Mais radical, o tributarista Ives Gandra Martins chama o texto de "monstrengo" e defende uma substituição da Constituição. Para ele, o enunciado das garantias individuais é positivo, mas o texto está poluído de interesses isolados. "Todos os políticos quiseram participar. Incluíram absurdos, como o artigo 242, que determina que o colégio Pedro 2º, no Rio, seja mantido na esfera federal. Isso nunca deveria entrar num texto constitucional."
Para Gandra Martins, o resultado foi um texto pormenorizado e em constante conflito com o mundo atual. "A Constituição transforma tudo em inconstitucional", diz o advogado, que defende a elaboração de um novo texto, mas que nasça das mãos de especialistas.
"Na época, foram criadas 24 subcomissões, que trabalhavam de forma independente.
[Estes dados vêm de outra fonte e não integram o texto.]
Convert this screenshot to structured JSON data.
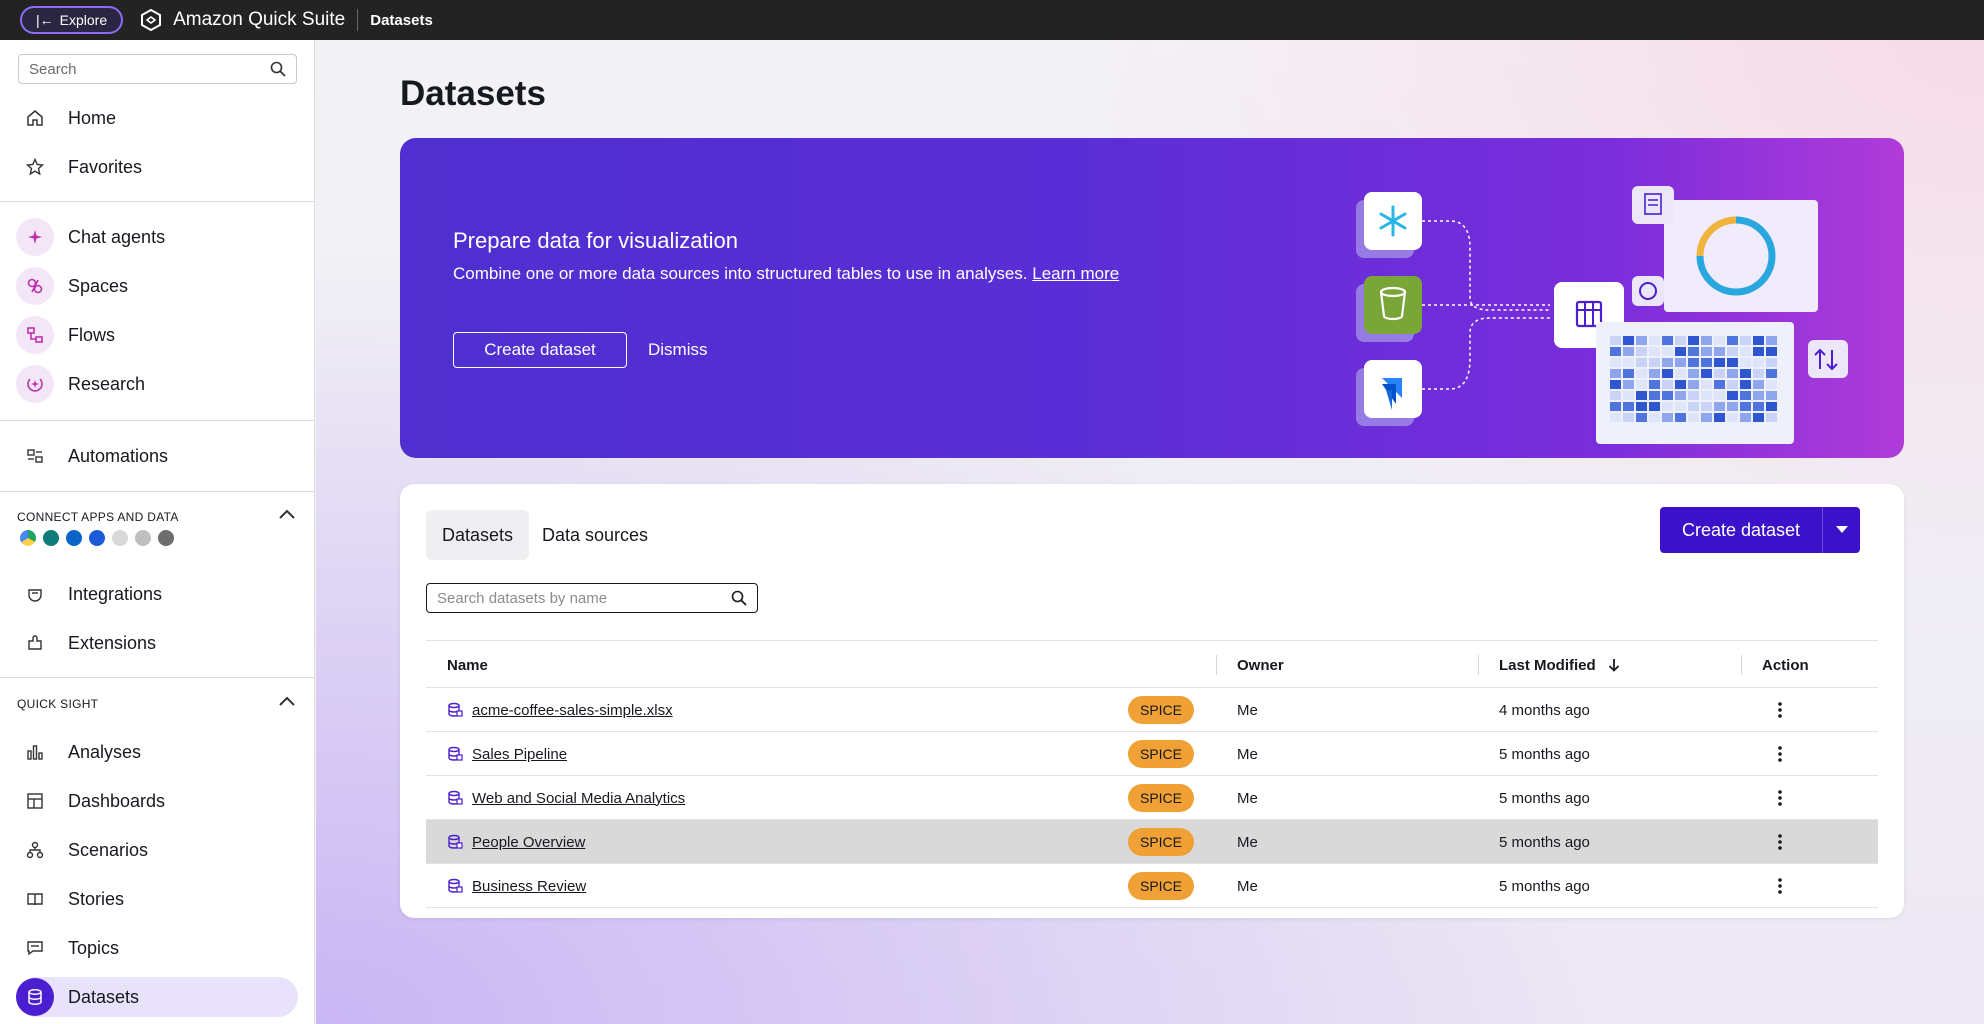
{
  "topbar": {
    "explore_label": "Explore",
    "app_name": "Amazon Quick Suite",
    "breadcrumb": "Datasets"
  },
  "sidebar": {
    "search_placeholder": "Search",
    "group1": [
      {
        "label": "Home",
        "icon": "home-icon"
      },
      {
        "label": "Favorites",
        "icon": "star-icon"
      }
    ],
    "group2": [
      {
        "label": "Chat agents",
        "icon": "sparkle-icon"
      },
      {
        "label": "Spaces",
        "icon": "spaces-icon"
      },
      {
        "label": "Flows",
        "icon": "flows-icon"
      },
      {
        "label": "Research",
        "icon": "research-icon"
      }
    ],
    "automations": {
      "label": "Automations",
      "icon": "automations-icon"
    },
    "connect_title": "CONNECT APPS AND DATA",
    "connect_group": [
      {
        "label": "Integrations",
        "icon": "integrations-icon"
      },
      {
        "label": "Extensions",
        "icon": "extensions-icon"
      }
    ],
    "quicksight_title": "QUICK SIGHT",
    "quicksight_group": [
      {
        "label": "Analyses",
        "icon": "analyses-icon"
      },
      {
        "label": "Dashboards",
        "icon": "dashboards-icon"
      },
      {
        "label": "Scenarios",
        "icon": "scenarios-icon"
      },
      {
        "label": "Stories",
        "icon": "stories-icon"
      },
      {
        "label": "Topics",
        "icon": "topics-icon"
      },
      {
        "label": "Datasets",
        "icon": "datasets-icon",
        "active": true
      }
    ]
  },
  "page": {
    "title": "Datasets"
  },
  "banner": {
    "heading": "Prepare data for visualization",
    "body": "Combine one or more data sources into structured tables to use in analyses. ",
    "link": "Learn more",
    "primary_button": "Create dataset",
    "dismiss": "Dismiss"
  },
  "card": {
    "tabs": [
      "Datasets",
      "Data sources"
    ],
    "create_button": "Create dataset",
    "search_placeholder": "Search datasets by name",
    "columns": {
      "name": "Name",
      "owner": "Owner",
      "last_modified": "Last Modified",
      "action": "Action"
    },
    "rows": [
      {
        "name": "acme-coffee-sales-simple.xlsx",
        "badge": "SPICE",
        "owner": "Me",
        "modified": "4 months ago"
      },
      {
        "name": "Sales Pipeline",
        "badge": "SPICE",
        "owner": "Me",
        "modified": "5 months ago"
      },
      {
        "name": "Web and Social Media Analytics",
        "badge": "SPICE",
        "owner": "Me",
        "modified": "5 months ago"
      },
      {
        "name": "People Overview",
        "badge": "SPICE",
        "owner": "Me",
        "modified": "5 months ago",
        "highlighted": true
      },
      {
        "name": "Business Review",
        "badge": "SPICE",
        "owner": "Me",
        "modified": "5 months ago"
      }
    ]
  },
  "colors": {
    "accent": "#3b12c9",
    "badge": "#f0a035",
    "banner_start": "#4f2fcf",
    "banner_end": "#b03bd9"
  }
}
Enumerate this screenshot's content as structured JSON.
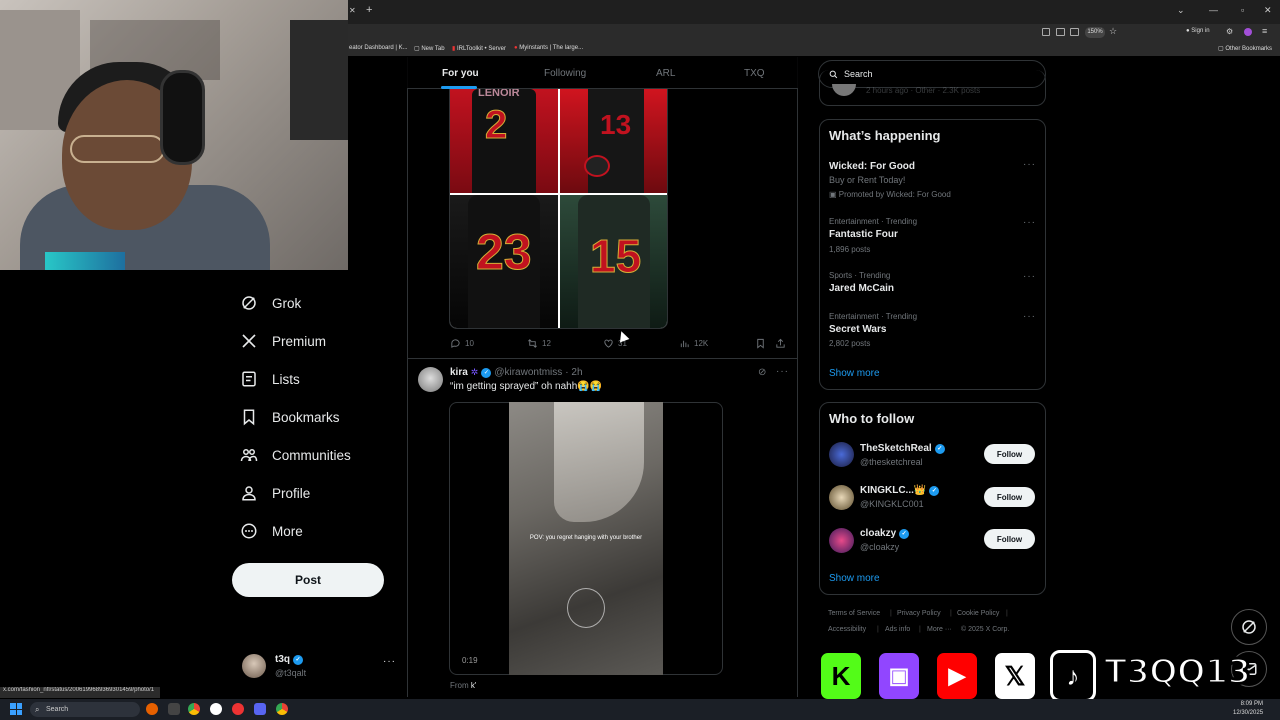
{
  "browser": {
    "zoom": "150%",
    "sign_in": "Sign in",
    "bookmarks": [
      "eator Dashboard | K...",
      "New Tab",
      "IRLToolkit • Server",
      "Myinstants | The large...",
      "Other Bookmarks"
    ],
    "status_url": "x.com/fashion_nfl/status/2006199689369301459/photo/1"
  },
  "nav": {
    "items": [
      {
        "label": "Grok",
        "icon": "grok-icon"
      },
      {
        "label": "Premium",
        "icon": "x-logo-icon"
      },
      {
        "label": "Lists",
        "icon": "list-icon"
      },
      {
        "label": "Bookmarks",
        "icon": "bookmark-icon"
      },
      {
        "label": "Communities",
        "icon": "communities-icon"
      },
      {
        "label": "Profile",
        "icon": "profile-icon"
      },
      {
        "label": "More",
        "icon": "more-circle-icon"
      }
    ],
    "post_label": "Post",
    "account": {
      "name": "t3q",
      "handle": "@t3qalt"
    }
  },
  "tabs": [
    "For you",
    "Following",
    "ARL",
    "TXQ"
  ],
  "tweet1": {
    "jersey_numbers": [
      "2",
      "13",
      "23",
      "15"
    ],
    "header_text": "LENOIR",
    "replies": "10",
    "reposts": "12",
    "likes": "31",
    "views": "12K"
  },
  "tweet2": {
    "name": "kira",
    "handle": "@kirawontmiss",
    "time": "· 2h",
    "text": "“im getting sprayed” oh nahh😭😭",
    "video_caption": "POV: you regret hanging with your brother",
    "video_time": "0:19",
    "from_label": "From",
    "from_source": "k'"
  },
  "search": {
    "placeholder": "Search"
  },
  "cropped_meta": "2 hours ago · Other · 2.3K posts",
  "whats_happening": {
    "title": "What’s happening",
    "promo": {
      "name": "Wicked: For Good",
      "sub": "Buy or Rent Today!",
      "promoted": "Promoted by Wicked: For Good"
    },
    "trends": [
      {
        "meta": "Entertainment · Trending",
        "name": "Fantastic Four",
        "posts": "1,896 posts"
      },
      {
        "meta": "Sports · Trending",
        "name": "Jared McCain",
        "posts": ""
      },
      {
        "meta": "Entertainment · Trending",
        "name": "Secret Wars",
        "posts": "2,802 posts"
      }
    ],
    "show_more": "Show more"
  },
  "who_to_follow": {
    "title": "Who to follow",
    "users": [
      {
        "name": "TheSketchReal",
        "handle": "@thesketchreal",
        "button": "Follow"
      },
      {
        "name": "KINGKLC...👑",
        "handle": "@KINGKLC001",
        "button": "Follow"
      },
      {
        "name": "cloakzy",
        "handle": "@cloakzy",
        "button": "Follow"
      }
    ],
    "show_more": "Show more"
  },
  "footer": [
    "Terms of Service",
    "Privacy Policy",
    "Cookie Policy",
    "Accessibility",
    "Ads info",
    "More ···",
    "© 2025 X Corp."
  ],
  "overlay": {
    "brand": "T3QQ13"
  },
  "taskbar": {
    "search": "Search",
    "time": "8:09 PM",
    "date": "12/30/2025"
  },
  "colors": {
    "accent": "#1d9bf0",
    "bg": "#000000",
    "border": "#2f3336",
    "muted": "#71767b"
  }
}
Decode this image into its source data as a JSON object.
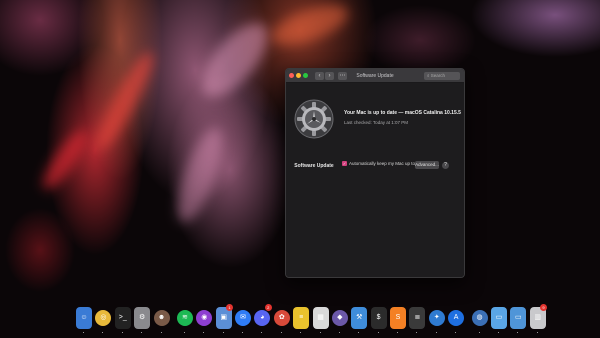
{
  "window": {
    "title": "Software Update",
    "search_placeholder": "Search",
    "pane_label": "Software Update",
    "status": "Your Mac is up to date — macOS Catalina 10.15.5",
    "last_checked": "Last checked: Today at 1:07 PM",
    "auto_update_label": "Automatically keep my Mac up to date",
    "auto_update_checked": true,
    "advanced_button": "Advanced...",
    "help_button": "?",
    "back_glyph": "‹",
    "forward_glyph": "›",
    "grid_glyph": "⋯"
  },
  "accent_color": "#d23f7d",
  "dock": {
    "items": [
      {
        "name": "finder-icon",
        "color": "#3a7bd5",
        "glyph": "☺"
      },
      {
        "name": "chrome-icon",
        "color": "#e8b93b",
        "glyph": "◎",
        "round": true
      },
      {
        "name": "terminal-icon",
        "color": "#222222",
        "glyph": ">_"
      },
      {
        "name": "system-preferences-icon",
        "color": "#8a8a8e",
        "glyph": "⚙"
      },
      {
        "name": "avatar-app-icon",
        "color": "#7a5a48",
        "glyph": "☻",
        "round": true
      },
      {
        "name": "spotify-icon",
        "color": "#1db954",
        "glyph": "≋",
        "round": true
      },
      {
        "name": "podcasts-icon",
        "color": "#8e3fd1",
        "glyph": "◉",
        "round": true
      },
      {
        "name": "preview-icon",
        "color": "#5b8fd6",
        "glyph": "▣",
        "badge": "1"
      },
      {
        "name": "messenger-icon",
        "color": "#2f7cf6",
        "glyph": "✉",
        "round": true
      },
      {
        "name": "discord-icon",
        "color": "#5865f2",
        "glyph": "◕",
        "round": true,
        "badge": "2"
      },
      {
        "name": "photos-icon",
        "color": "#d94a3a",
        "glyph": "✿",
        "round": true
      },
      {
        "name": "notes-icon",
        "color": "#e9c22d",
        "glyph": "≡"
      },
      {
        "name": "calendar-icon",
        "color": "#d9d9d9",
        "glyph": "▦"
      },
      {
        "name": "sketch-icon",
        "color": "#6b58a8",
        "glyph": "◆",
        "round": true
      },
      {
        "name": "xcode-icon",
        "color": "#3f8ddb",
        "glyph": "⚒"
      },
      {
        "name": "activity-monitor-icon",
        "color": "#2b2b2b",
        "glyph": "$"
      },
      {
        "name": "sublime-icon",
        "color": "#f48024",
        "glyph": "S"
      },
      {
        "name": "stats-icon",
        "color": "#3a3a3a",
        "glyph": "≣"
      },
      {
        "name": "safari-icon",
        "color": "#2f7bd1",
        "glyph": "✦",
        "round": true
      },
      {
        "name": "app-store-icon",
        "color": "#1e6fe0",
        "glyph": "A",
        "round": true
      },
      {
        "name": "telescope-icon",
        "color": "#3b6fb5",
        "glyph": "◍",
        "round": true
      },
      {
        "name": "folder-icon",
        "color": "#5aa6e6",
        "glyph": "▭"
      },
      {
        "name": "downloads-folder-icon",
        "color": "#4f95d8",
        "glyph": "▭"
      },
      {
        "name": "trash-icon",
        "color": "#c9c9cc",
        "glyph": "▥",
        "badge": "9"
      }
    ]
  }
}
Quando juntou tudo, [a Constituição] virou um monstrengo", disse.
Para o economista e especialista em contas públicas Raul Velloso, pelo menos três áreas que "engessam" o Orçamento da União deveriam ser revistas.
A primeira e mais polêmica se refere à determinação constitucional de ampliar a destinação de parte da receita da União para a cobertura de programas de assistência social -de 5% para 20% da receita. "Será que são beneficiadas as pessoas certas? E, numa época de crise social, é adequado engessar o Orçamento? Eu acho que não", diz Velloso.
Para ele, precisam de revisão outros dois pontos: a criação de regime especial do funcionalismo e a descentralização de recursos da União para Estados e municípios. "Não é à toa que a gente vive de reforma em reforma."